The following algorithm can be used for division. Can someone intuitively explain or offer proof that quotient returned from recursive call (say q') is such that quotient that should be returned from current function call (say q) is at max one less than 2q'. I get the pattern but don't understand it well enough.
divide(x,y):
if (y>x) return 0
q = divide (x, 2*y)
if ((x-2*q*y)<y)
return 2*q
else
return 2*q+1
The algorithm is doing long division in base $2$. For example: $$34 = 10\,0010_b\\6=110_b$$ Doing long division: $$\require{enclose}\begin{array}{r} 101\\[-3pt] 110 \enclose{longdiv}{100010}\\[-3pt] -\underline{110\phantom{00}}\\[-3pt] 01010\\[-3pt] -\underline{000\phantom{0}}\\[-3pt] 1010\\[-3pt] -\underline{110}\\[-3pt] 100 \end{array}$$ giving a quotient of $101_b = 5$ and a remainder of $100_b = 4$.

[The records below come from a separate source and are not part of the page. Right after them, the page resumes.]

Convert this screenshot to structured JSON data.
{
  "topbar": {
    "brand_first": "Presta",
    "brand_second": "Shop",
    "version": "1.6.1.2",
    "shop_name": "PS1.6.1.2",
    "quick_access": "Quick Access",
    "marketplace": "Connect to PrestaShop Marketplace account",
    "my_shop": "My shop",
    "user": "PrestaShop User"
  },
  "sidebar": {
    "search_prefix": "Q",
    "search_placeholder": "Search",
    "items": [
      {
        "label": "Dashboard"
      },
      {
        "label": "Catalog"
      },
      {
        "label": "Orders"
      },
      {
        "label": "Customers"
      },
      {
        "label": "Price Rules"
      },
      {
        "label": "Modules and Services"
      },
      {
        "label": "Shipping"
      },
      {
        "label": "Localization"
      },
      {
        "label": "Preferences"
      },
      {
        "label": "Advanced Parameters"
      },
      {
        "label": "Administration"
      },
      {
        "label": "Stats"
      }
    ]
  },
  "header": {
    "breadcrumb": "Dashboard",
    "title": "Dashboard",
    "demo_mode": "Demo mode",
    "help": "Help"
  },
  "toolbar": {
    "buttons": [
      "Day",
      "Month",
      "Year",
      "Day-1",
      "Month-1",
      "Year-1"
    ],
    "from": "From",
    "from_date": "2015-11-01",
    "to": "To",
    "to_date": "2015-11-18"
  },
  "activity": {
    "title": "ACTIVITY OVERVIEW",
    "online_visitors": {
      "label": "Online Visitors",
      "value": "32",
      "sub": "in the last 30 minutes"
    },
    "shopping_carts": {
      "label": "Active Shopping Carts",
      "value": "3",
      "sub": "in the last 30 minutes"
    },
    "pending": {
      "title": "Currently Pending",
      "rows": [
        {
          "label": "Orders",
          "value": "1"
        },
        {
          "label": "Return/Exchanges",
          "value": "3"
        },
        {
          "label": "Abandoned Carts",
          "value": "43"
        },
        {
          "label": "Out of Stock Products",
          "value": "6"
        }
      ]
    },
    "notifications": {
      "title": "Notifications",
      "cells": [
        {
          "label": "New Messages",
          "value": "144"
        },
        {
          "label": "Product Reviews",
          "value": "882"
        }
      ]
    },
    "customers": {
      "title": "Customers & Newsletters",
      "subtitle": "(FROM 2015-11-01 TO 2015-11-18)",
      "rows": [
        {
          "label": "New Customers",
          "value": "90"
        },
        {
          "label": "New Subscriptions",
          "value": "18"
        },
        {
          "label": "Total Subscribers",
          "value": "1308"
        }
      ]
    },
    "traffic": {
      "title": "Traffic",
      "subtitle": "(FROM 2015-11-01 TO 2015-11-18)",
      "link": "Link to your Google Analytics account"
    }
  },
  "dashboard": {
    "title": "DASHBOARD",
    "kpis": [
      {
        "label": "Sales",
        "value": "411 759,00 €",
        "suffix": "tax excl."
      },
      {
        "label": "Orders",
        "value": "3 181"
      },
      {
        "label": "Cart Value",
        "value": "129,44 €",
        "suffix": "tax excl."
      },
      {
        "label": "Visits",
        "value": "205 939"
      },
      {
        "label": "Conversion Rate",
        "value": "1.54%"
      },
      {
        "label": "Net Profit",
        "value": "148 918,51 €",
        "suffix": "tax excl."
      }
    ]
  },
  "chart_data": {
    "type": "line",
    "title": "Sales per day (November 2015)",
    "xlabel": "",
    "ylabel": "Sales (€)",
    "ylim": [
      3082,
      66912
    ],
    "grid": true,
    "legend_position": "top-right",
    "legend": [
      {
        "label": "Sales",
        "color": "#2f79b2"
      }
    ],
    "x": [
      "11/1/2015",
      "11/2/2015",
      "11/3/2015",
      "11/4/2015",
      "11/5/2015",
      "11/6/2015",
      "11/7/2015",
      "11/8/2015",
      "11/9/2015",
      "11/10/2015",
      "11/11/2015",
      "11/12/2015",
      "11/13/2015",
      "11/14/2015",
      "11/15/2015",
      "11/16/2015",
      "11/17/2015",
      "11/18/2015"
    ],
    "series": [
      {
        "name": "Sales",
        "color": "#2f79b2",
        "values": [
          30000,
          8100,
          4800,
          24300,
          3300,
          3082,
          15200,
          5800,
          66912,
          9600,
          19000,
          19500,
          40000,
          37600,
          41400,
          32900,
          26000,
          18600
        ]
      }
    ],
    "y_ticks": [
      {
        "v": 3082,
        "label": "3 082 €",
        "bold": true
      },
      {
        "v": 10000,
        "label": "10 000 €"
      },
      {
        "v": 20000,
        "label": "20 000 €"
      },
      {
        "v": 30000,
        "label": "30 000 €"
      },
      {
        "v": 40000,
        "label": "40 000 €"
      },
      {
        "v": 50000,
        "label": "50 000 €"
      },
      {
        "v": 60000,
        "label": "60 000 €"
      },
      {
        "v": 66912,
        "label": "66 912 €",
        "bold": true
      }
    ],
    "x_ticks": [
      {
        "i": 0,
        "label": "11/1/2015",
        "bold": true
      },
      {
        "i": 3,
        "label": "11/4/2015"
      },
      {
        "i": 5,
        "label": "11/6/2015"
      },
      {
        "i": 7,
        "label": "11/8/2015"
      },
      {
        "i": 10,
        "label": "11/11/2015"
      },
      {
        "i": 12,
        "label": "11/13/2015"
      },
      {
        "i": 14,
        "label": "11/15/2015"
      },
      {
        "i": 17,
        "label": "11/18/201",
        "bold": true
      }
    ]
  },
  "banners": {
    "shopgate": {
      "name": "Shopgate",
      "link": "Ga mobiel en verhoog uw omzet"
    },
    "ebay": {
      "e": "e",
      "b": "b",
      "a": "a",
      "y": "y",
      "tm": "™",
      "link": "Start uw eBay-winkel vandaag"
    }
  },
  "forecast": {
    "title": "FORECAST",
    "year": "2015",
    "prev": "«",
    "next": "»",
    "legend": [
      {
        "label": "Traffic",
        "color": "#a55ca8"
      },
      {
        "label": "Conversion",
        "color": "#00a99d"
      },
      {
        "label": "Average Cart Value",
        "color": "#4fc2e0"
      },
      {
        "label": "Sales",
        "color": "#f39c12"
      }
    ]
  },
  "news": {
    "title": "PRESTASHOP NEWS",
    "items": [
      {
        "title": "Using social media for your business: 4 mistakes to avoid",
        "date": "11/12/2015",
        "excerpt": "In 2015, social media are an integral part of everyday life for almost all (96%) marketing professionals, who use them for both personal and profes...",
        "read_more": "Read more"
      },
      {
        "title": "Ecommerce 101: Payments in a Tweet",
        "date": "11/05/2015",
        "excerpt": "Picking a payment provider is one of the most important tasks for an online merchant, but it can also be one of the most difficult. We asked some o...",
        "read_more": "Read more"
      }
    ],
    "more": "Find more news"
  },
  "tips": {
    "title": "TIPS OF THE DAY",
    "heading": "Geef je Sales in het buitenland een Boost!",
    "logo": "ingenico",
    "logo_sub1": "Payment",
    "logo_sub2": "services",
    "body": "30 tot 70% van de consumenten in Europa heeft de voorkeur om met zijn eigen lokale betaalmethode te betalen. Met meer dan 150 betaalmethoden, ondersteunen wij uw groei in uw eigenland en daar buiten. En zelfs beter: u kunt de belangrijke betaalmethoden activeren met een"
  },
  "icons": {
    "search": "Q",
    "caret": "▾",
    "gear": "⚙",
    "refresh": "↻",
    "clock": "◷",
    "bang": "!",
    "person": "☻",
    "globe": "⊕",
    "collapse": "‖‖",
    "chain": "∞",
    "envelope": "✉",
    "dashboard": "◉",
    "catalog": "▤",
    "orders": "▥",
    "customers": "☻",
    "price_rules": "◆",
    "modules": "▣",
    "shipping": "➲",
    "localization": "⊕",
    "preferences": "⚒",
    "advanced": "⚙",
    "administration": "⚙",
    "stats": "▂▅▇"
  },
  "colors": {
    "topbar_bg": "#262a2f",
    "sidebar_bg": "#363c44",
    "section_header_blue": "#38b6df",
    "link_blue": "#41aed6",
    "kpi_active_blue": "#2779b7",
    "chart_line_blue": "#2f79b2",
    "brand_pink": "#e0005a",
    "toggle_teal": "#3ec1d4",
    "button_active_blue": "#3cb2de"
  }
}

The algorithm starts by moving the divisor $y$ to the left (by doubling it) until the result of subtracting from $x$ gives a result less than the moved $y$ (actually it goes one move further, but returns $0$ for that level, effectvely making the previous call the first one of consequence). This gives $$\begin{array}{r} 1\\[-3pt] 110 \enclose{longdiv}{100010}\\[-3pt] -\underline{110\phantom{00}}\\[-3pt] 01010 \end{array}$$ with $q = 1$ being the value on top. at the next level down, $q$ is multiplied by $2$, moving one place left. So now the remainder is $x - (2q)y$. If this is big enough that we can subtract out one more $y$, then we add a $1$ to the quotient as well. In the example, it wasn't big enough, so we end up with that bit being $0$: $$\begin{array}{r} 10\\[-3pt] 110 \enclose{longdiv}{100010}\\[-3pt] -\underline{110\phantom{00}}\\[-3pt] 01010\\[-3pt] -\underline{000\phantom{0}}\\[-3pt] 1010 \end{array}$$ At the next level, we multiply $q$ by $2$ again. Notice that $x - (2q)y$ is big enough that we can subtract out one more $y$, so we end up adding $1$ to $2q$ to account for it.
And then we discover we are at the bottom. The remainder is below the original divisor $y$ and the process stops.